Stocks finished January better than they started, with the Dow rising 2.3% for the week, the S&P 500 advancing 1.7%, and NASDAQ gaining 0.5%. Even with solid gains over the past two weeks, January was brutal, with the S&P 500 down 5.1%, NASDAQ off 7.9%, and the GSV 300 falling 19.2%. Oil prices bounced from the bottom last week and the 10-Year Note yield finished at 1.92%.
The Fed decided to do nothing in its monthly meeting. Anemic GDP growth of 0.7% for the 4th Quarter and an extremely shaky Market were undoubtedly reasons for the inaction.

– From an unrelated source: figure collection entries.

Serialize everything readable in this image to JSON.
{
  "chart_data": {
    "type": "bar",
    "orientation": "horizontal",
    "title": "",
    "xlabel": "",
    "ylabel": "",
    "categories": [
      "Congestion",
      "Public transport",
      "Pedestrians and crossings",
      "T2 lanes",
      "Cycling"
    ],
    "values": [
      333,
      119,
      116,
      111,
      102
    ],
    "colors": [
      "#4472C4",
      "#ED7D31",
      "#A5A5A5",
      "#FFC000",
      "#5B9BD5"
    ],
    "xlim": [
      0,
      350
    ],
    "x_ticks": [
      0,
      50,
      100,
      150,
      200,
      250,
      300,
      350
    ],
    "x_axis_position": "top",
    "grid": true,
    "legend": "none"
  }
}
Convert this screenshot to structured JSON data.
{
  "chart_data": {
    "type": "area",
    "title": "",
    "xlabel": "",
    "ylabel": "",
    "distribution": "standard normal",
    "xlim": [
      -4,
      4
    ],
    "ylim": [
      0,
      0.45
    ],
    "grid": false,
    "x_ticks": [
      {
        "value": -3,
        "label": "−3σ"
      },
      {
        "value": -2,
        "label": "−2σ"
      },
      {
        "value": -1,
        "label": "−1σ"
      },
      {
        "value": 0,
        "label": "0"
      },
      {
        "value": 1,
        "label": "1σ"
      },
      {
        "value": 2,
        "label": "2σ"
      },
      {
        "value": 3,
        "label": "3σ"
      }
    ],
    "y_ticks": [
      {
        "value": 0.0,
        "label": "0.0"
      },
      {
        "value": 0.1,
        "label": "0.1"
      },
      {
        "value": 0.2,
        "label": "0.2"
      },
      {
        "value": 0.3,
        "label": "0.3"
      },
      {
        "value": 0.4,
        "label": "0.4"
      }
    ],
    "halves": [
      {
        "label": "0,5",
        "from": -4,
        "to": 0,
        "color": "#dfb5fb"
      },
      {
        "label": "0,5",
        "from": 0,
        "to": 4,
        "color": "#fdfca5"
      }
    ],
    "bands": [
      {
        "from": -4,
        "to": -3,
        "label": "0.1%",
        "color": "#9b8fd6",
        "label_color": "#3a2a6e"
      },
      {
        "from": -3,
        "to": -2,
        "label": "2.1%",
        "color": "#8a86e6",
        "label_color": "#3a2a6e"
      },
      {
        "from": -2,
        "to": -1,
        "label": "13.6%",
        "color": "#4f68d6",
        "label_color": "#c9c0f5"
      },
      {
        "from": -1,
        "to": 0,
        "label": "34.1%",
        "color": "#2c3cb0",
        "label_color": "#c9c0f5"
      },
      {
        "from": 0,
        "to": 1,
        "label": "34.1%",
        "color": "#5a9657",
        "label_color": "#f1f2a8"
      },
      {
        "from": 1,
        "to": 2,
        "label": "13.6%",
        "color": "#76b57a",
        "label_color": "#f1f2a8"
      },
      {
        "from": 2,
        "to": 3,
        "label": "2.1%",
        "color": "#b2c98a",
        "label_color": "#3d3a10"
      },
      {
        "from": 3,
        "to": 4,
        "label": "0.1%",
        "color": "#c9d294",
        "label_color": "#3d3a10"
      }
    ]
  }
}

Facebook continued to be a monster with 4th Quarter sales up over 50%, fueled by momentum in mobile. For the week, Facebook rose nearly 15% and now has a market cap of $319 billion. Another positive last week was the continued resurgence of Microsoft, which beat analyst views, sending the stock up over 5%. Microsoft has gone from your desktop operating system to your cloud service provider. (Disclosure: GSV owns shares in Facebook)
Speaking of cloud services, on the not-so-sunny side of earnings results, Amazon missed analyst estimates, putting the brakes on what had been an acceleration story. Apple also disappointed investors, despite reporting nearly $20 billion of earnings, which was a new profit record. eBay reported mixed results, which prompted a 12% decline in its stock. (Disclosure: GSV owns shares in Amazon and Apple)
There is no question that we are in an environment that is fraught with anxiousness. The slightest hint of bad news is treated like a catastrophe. While it takes a strong stomach to be proactive, history has shown that it is times like these that provide long term investors with the greatest opportunities. We are focusing on fundamentals and look at the Market volatility as our friend.